Франческа, стоящая в тусклом розоватом свете крошечной уборной, оперлась на мойку из нержавеющей стали и наклонилась к зеркалу, рассматривая пунцовый блеск, который только что нанесла на губы. Послышался слабый металлический лязг, она ощутила легкое покачивание, когда поезд пошел по дуге. Экспресс Париж — Симплон теперь катил через Швейцарию, высоко в Альпах, и красивый мужчина ждал ее в залитом лунным светом купе за дверью.

Она подняла тонкие бледные руки и пробежала пальцами по густым светлым волосам, вдыхая аромат «Шанель 19», исходящий от ее вздымающейся груди. Черный пеньюар «Галлиано» назойливо прилипал к телу. Она улыбнулась себе и зажмурила на мгновение глаза, опустив длинные ресницы и приоткрыв губы. Она представила себе, как будет играть очередную сцену.

— Милый? — сказала она мягко, остановившись в дверном проеме так, чтобы он видел ее тело, освещенное сзади бледным розовым светом.

— Иди сюда, — сказал он хриплым шепотом, едва слышимым в металлическом скрипе колес по рельсам.
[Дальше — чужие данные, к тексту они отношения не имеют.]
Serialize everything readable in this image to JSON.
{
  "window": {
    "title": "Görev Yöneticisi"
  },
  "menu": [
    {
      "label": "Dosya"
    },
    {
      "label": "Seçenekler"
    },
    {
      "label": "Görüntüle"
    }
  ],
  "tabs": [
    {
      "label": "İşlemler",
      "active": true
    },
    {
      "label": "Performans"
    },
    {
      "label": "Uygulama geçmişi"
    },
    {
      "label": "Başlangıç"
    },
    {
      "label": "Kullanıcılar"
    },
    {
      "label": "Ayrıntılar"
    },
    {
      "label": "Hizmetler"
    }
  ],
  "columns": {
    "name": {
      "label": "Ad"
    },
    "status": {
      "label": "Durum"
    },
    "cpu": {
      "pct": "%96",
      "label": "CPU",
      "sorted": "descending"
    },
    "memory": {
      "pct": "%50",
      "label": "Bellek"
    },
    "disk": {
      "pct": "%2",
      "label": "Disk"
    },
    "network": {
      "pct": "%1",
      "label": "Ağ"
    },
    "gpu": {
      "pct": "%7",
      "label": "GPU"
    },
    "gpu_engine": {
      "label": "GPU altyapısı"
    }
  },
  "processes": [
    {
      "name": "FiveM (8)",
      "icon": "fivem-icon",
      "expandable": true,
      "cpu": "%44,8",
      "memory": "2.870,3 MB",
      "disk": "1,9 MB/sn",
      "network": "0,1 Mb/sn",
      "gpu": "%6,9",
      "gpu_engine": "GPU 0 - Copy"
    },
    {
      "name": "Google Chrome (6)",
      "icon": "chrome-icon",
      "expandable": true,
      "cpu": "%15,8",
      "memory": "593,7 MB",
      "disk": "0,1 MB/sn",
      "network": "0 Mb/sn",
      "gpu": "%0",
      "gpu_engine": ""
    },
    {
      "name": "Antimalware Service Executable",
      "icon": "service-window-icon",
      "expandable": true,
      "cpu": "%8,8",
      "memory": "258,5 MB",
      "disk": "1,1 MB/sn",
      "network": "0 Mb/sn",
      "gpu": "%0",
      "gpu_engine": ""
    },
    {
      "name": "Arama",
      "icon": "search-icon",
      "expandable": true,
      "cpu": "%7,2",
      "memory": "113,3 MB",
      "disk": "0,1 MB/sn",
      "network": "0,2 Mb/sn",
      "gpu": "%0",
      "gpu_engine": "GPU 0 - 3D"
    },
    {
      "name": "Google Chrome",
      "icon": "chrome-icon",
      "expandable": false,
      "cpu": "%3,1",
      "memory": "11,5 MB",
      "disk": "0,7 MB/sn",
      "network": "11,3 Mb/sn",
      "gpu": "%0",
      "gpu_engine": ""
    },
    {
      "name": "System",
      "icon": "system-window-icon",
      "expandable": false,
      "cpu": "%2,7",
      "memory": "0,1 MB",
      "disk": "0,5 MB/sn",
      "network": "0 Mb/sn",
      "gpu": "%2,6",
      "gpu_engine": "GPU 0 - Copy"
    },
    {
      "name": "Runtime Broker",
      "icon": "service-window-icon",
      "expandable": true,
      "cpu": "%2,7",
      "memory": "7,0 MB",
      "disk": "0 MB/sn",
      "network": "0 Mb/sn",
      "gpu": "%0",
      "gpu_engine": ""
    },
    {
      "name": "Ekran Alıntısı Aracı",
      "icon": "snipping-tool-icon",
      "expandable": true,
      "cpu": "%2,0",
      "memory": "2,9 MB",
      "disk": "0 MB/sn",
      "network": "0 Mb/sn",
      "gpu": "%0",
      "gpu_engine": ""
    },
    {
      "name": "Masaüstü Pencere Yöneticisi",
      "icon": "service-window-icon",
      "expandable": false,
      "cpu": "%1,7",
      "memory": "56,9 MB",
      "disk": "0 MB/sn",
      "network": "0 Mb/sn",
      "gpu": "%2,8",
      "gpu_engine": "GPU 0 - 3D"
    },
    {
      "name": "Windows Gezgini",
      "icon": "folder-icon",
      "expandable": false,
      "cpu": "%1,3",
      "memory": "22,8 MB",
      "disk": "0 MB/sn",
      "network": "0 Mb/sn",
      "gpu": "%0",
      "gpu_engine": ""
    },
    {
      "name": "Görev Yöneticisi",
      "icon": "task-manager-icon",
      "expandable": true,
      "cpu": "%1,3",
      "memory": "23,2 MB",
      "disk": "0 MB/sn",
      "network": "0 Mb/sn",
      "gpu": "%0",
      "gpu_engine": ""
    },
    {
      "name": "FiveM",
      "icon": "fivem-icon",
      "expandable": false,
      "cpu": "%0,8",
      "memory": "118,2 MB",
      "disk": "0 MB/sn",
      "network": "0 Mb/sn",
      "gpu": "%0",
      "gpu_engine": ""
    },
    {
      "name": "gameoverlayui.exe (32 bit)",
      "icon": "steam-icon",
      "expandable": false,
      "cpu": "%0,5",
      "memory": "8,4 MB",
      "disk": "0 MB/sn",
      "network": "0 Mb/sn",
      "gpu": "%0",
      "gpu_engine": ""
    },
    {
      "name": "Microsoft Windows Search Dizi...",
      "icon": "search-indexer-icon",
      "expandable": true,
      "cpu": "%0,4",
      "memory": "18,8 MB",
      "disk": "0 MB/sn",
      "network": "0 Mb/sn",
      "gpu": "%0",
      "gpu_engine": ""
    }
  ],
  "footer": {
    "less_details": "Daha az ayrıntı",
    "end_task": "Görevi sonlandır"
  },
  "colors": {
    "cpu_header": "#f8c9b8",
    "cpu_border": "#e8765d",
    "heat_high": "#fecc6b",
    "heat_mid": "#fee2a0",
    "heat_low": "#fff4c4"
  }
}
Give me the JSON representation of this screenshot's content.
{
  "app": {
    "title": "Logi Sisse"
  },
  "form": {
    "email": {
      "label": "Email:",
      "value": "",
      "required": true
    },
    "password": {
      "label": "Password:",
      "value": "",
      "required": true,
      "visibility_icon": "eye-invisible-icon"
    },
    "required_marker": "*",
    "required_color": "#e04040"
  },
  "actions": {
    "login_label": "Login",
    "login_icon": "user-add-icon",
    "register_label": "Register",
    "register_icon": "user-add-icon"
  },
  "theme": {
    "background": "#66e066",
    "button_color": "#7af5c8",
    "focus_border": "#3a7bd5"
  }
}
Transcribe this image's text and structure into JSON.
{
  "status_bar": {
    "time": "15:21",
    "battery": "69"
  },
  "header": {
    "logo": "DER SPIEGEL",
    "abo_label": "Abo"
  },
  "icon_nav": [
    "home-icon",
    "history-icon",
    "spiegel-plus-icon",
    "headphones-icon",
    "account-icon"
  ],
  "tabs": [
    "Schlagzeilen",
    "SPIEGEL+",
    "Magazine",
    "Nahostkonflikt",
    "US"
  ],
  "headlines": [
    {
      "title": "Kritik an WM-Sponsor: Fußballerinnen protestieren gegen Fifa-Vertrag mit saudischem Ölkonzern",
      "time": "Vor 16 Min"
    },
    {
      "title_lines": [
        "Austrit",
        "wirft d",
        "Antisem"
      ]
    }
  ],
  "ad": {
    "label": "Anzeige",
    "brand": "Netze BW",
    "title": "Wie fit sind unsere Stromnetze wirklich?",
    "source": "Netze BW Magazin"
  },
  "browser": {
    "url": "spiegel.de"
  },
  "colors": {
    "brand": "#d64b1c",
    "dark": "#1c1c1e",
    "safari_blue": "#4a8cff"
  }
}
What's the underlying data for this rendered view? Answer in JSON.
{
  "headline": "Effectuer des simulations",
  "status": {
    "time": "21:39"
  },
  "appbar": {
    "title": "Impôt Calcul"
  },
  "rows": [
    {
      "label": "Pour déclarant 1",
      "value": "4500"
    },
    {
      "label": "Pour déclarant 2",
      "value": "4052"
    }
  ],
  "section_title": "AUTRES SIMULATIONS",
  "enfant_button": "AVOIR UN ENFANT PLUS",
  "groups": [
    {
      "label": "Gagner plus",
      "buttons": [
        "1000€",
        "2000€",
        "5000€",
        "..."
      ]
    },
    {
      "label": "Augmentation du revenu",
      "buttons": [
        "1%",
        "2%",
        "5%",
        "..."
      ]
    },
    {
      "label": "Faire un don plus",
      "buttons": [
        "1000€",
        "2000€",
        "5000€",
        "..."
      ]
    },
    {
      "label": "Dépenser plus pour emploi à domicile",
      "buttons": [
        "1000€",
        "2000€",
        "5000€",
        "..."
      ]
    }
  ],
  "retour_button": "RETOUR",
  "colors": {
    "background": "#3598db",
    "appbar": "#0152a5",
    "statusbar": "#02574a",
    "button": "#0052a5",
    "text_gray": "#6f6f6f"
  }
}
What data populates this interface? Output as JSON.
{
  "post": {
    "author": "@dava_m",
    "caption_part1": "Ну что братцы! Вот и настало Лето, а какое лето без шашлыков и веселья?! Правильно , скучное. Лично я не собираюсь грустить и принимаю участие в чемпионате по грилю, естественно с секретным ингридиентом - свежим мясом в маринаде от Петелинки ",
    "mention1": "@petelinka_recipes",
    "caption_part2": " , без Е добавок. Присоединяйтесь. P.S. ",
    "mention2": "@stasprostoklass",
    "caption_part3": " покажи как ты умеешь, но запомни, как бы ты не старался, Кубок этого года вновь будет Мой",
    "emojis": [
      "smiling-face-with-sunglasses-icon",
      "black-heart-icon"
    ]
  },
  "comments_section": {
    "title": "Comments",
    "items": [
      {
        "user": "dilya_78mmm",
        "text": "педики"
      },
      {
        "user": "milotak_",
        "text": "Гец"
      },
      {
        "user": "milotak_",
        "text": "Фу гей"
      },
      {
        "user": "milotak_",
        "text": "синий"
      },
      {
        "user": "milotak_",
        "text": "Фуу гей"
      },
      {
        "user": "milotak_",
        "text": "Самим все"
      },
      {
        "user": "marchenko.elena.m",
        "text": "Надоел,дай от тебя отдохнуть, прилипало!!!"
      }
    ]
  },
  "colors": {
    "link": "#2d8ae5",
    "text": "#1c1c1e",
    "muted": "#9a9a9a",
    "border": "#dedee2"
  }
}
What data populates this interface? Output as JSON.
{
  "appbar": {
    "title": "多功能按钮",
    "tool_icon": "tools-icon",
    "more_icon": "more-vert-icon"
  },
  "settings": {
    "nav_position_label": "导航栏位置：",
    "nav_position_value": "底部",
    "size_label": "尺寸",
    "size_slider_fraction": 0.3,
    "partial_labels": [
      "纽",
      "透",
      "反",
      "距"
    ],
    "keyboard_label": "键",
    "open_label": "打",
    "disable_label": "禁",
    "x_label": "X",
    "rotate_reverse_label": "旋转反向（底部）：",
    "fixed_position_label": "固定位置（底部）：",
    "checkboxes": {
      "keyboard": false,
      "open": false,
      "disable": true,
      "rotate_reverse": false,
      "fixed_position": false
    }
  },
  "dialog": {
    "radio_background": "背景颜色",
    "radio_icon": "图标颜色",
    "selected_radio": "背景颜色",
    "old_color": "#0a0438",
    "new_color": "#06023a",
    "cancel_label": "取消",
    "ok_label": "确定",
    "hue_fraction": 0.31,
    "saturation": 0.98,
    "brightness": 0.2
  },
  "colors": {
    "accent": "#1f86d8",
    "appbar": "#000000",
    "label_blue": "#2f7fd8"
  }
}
Маленькое, облицованное деревянными панелями купе спального вагона было освещено только светом ночника над дверью. Ник Хичкок, ее американский возлюбленный, лежал на животе, уперев подбородок в ладони, и пристально смотрел в окно на залитый лунным светом пейзаж пролетающих мимо заснеженных горных вершин. Он перекатился на спину и уставился на красивую женскую фигуру, стоящую в дверном проеме.

— Ты тосковал без меня, Никки?

Она провела ладонями по бедрам, разглаживая складки черного шелка.

— О господи, — прошептал он. Даже шорох шелковой ткани на ее теле сводил его с ума.

— Почему ты в пижаме, Никки? — спросила Франческа.

— Я замерз.

— Но ведь здесь так тепло.

— Сейчас будет тепло, — сказал Ник, отдергивая покрывало и предлагая ей прилечь рядом.

Женщина мягко прошла по покрытому коврами полу, сделав три или четыре маленьких шага, присела на край постели и погладила его по щеке. В синевато-фиолетовом свете маленький полумесяц шрама на его скуле казался люминесцентным.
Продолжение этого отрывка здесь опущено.